After a rocky start we're back for a brand new week. There is a fresh outbreak of Ebola to send the world into a tizzy, a french reported keeps getting sconned in the face with pies, the Danes are trying to make a beer from urine, and Friends reunion rumours are finally put to rest.
Drama unfolded this week with the world thinking Prince Phillip had died. A baby was born with 2 heads, Dan learnt a new fact about Celine Dion and Stephen Colbert is in hot water about something he said about Donald Trump. Plus, we're joined by World Record holder Lee Weir to discuss the fate of his record.
A real life Jurassic park has been found somewhere in Australia. Dan is a massive dino-buff and shows off some of his paleontology skills. Donald Trump has done something else mental, Uber is testing flying cars, the pope does a TED talk and a robot is kicked to shit. All this and more this week on The Idiot's Guide to the Week.
This week is a sad one for historians with last person born in the 1800s kicking the bucket. North Korea is fireing blanks and the Idiots talk to Duncan Heyde from The Rock FM about his story that made it to Graham Norton's Red Chair.

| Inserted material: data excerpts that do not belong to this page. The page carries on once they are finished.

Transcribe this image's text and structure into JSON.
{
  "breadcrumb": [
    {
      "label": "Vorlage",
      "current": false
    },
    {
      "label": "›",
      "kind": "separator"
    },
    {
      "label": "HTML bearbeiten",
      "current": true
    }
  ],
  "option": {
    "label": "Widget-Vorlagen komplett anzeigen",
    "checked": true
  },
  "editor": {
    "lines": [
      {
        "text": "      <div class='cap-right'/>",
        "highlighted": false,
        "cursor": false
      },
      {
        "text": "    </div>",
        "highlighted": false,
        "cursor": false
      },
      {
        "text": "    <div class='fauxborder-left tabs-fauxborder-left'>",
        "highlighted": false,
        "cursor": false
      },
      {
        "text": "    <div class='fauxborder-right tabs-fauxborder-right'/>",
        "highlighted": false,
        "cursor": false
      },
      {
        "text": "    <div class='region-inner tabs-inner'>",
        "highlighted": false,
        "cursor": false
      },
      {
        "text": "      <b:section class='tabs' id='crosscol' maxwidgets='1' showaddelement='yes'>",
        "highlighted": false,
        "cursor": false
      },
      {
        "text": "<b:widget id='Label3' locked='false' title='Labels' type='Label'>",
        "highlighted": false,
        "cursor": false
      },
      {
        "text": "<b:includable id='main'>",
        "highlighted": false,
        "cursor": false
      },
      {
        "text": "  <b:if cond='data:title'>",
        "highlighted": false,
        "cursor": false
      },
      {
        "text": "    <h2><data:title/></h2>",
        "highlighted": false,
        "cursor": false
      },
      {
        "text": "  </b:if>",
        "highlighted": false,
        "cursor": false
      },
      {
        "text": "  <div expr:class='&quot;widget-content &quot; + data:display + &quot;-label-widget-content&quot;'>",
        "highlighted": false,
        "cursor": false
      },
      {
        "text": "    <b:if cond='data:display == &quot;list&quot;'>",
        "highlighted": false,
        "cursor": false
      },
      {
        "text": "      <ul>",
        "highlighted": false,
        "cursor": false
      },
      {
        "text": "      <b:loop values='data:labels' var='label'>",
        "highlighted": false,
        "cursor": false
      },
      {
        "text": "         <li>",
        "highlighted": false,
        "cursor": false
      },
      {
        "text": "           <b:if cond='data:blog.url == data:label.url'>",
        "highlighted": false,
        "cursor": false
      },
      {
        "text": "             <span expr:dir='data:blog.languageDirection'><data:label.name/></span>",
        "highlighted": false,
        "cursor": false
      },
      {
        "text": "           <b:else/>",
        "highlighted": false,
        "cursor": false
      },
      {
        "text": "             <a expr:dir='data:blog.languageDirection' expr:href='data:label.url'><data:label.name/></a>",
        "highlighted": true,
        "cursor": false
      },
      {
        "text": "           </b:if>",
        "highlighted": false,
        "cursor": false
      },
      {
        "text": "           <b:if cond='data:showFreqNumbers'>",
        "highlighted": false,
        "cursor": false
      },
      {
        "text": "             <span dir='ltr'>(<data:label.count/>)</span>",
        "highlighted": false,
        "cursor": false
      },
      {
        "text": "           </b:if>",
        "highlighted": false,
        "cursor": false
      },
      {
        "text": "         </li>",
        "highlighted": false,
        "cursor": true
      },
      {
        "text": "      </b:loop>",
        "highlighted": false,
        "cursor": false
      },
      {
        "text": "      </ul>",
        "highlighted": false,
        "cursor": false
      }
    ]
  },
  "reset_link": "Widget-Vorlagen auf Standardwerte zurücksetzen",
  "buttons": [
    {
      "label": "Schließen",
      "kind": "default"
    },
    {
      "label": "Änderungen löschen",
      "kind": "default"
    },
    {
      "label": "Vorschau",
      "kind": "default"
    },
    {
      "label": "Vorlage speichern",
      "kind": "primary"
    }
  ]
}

This week we're joined by Ashton Brown, who has a show in this year's NZ International Comedy Festival: Anxious to meet you. It's Easter weekend and we are slightly disappointed with Cyclone Cook. Is Donald Trump about to trigger WW3? Apple are testing self-driving cars. And Sonny Bill Williams is back in the news causing more controversy.
This week is a bit of a shambles. The Idiot's are very hung over and tired. Putin is upset at being depicted as a gay clown, a real estate agent is in hot water after mailing someone his poo, and Chris has a go at solving a rubix cube.
Turns out the most ferocious dinosaur was a sensitive lover; Max Key is apparently trying to follow in his father's footsteps; Pornhub is trying to keep your history private, and Gwyneth Paltrow is causing a fair bit of food poisoning.
With the news this week from London, we have to get serious for a little bit. John Key has left parliament, Adele hits New Zealand and we were lucky enough to see her live. A Mexican man gets gored by a bull, and Chris wraps up the week on the web.
It's been a busy week for us Idiot's but we've managed to source some great news for you. Britain has finally set a date for leaving the EU; Trump is propagating more lies, alleging Obama has been spying on him; and Justin Bieber is in New Zealand for his Auckland concert, so we try get him on the phone.
Only 3 weeks into our new format and it's already a slow news week. But we still manage to delve into the meaty stories of the week. Korea's President has been impeached, some bloke is trying to break the cow milking record, and there is a new theory on what really happened to MH370. Find out all that and more.
This week the Idiots take on the utter debacle that was this years Oscars ceremony. With that out of the way, it's on to small town NZ news, Shortland Street's US prime time debut and Chris wraps on the week on the web.